Geçici Hükümet iktidara geldiğinden beri Amerikan uçakları Manas Üssü’nden kalkmamakta. Dolayısıyla Amerika, Geçici Hükümet’i tanımamakta.
Diğer taraftan İsrail’in Türkiye’deki konumu ve gücü ne ise orta Asya’da Özbekistan’daki konumu ve gücü de o. İsrail’de yaşayan birçok Özbeğin ve Özbekistan’da yaşayan birçok Yahudi’nin varlığı gizli değil. Hattâ Özbekistan Devlet Başkanı İslam Kerimov’un Yahudi olabileceği söylentilerini duymayan kalmamıştır. Ayrıca Türkiye’nin İran’a karşı uygulanacak ambargo kararında “hayır” oyu kullandığı da malum.
Meseleye bütün bunlar hesab edilerek bakıldığında, İran ve Türkiye’nin alışılmış “eksen”ler dışında ve farklı bir ilişki içerisinde misilleme faaliyeti çerçevesinde hareket ettiklerini söyleyebiliriz. Aynı anda, Türkiye’de, Irak’ın Kuzeyi’ne yapılan operasyon ve sonrasındaki gelişmeleri de bu çerçevede değerlendirebiliriz. Çünkü bizce, özellikle Türkiye, hükümeti ve ordusuyla hareket halinde olması gerektiğinin farkında. En azından devlet içindeki bir grup bunun böyle olması gerektiğini biliyor. Zaten, önümüzdeki günlerde gerçek çatışmanın ordunun ve hükümetin kendi içinde başlayacağını beklememek için hiçbir sebeb yok.

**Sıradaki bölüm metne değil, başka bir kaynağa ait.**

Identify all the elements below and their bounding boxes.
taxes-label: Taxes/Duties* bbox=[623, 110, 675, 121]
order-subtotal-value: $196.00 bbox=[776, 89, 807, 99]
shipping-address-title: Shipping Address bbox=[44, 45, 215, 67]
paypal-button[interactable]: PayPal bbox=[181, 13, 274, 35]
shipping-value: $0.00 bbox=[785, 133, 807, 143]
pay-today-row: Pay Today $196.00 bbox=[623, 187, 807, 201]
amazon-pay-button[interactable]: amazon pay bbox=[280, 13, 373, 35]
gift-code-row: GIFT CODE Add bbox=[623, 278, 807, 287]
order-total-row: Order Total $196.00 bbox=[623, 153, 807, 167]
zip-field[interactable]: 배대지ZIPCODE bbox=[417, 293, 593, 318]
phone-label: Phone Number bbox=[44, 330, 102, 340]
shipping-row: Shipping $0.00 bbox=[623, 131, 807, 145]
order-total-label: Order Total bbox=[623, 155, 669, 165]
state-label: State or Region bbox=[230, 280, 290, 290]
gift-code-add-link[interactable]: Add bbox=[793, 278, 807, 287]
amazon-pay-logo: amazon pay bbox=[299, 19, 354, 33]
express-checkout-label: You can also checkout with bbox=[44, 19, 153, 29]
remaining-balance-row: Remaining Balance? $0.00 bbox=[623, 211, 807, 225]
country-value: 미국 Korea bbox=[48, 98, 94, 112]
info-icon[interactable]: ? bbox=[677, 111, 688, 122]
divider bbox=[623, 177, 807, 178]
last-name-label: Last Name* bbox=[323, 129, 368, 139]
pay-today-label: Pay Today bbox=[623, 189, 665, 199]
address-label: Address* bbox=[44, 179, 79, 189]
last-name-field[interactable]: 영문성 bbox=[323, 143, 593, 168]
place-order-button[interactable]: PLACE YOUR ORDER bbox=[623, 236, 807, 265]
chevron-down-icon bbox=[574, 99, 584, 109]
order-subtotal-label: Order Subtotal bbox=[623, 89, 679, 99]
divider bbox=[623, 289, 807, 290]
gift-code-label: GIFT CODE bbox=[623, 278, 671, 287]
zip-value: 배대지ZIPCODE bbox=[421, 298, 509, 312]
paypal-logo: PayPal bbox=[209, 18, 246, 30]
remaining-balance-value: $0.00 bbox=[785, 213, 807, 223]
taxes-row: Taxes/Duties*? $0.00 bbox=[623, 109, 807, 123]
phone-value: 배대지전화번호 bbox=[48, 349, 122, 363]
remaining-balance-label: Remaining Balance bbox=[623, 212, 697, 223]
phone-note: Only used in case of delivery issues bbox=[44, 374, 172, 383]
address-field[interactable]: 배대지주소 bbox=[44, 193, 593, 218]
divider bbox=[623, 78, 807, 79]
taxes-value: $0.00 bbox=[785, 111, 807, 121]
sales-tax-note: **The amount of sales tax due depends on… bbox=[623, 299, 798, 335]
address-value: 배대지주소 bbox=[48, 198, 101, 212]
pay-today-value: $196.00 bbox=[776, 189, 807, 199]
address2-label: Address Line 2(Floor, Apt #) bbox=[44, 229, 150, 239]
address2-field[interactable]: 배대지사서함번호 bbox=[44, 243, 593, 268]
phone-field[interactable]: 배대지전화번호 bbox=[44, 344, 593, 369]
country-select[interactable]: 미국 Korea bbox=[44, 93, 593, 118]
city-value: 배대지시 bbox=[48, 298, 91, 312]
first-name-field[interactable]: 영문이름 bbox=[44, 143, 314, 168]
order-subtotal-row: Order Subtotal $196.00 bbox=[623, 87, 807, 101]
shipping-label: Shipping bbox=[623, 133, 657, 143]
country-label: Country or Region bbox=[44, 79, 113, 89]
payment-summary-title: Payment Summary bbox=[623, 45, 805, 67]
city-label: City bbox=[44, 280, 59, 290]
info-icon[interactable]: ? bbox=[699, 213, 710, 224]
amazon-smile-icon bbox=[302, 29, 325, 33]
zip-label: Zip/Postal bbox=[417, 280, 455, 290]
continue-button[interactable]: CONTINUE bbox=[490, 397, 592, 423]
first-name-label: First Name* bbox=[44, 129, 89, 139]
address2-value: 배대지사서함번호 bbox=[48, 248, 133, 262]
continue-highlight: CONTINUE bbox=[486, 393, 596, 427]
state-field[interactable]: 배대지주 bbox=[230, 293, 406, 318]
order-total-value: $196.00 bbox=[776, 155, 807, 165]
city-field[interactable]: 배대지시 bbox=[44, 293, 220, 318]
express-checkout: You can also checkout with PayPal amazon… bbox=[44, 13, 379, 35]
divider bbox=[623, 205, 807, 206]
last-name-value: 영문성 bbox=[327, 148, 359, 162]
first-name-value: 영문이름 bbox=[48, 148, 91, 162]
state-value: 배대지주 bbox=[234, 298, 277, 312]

AKP iktidarına “bir daha bu iktidar gitmez!” diyerek iman edenler, AKP içindeki güçlü ve etkili Yahudi lobisinin tavrı karşısında şaşkınlığa uğrarken; “bu ordudan adam olmaz!” diyenler de ordu içindeki Batı ve İsrail karşıtlığı karşısında aynı şaşkınlığı yaşayacaklar.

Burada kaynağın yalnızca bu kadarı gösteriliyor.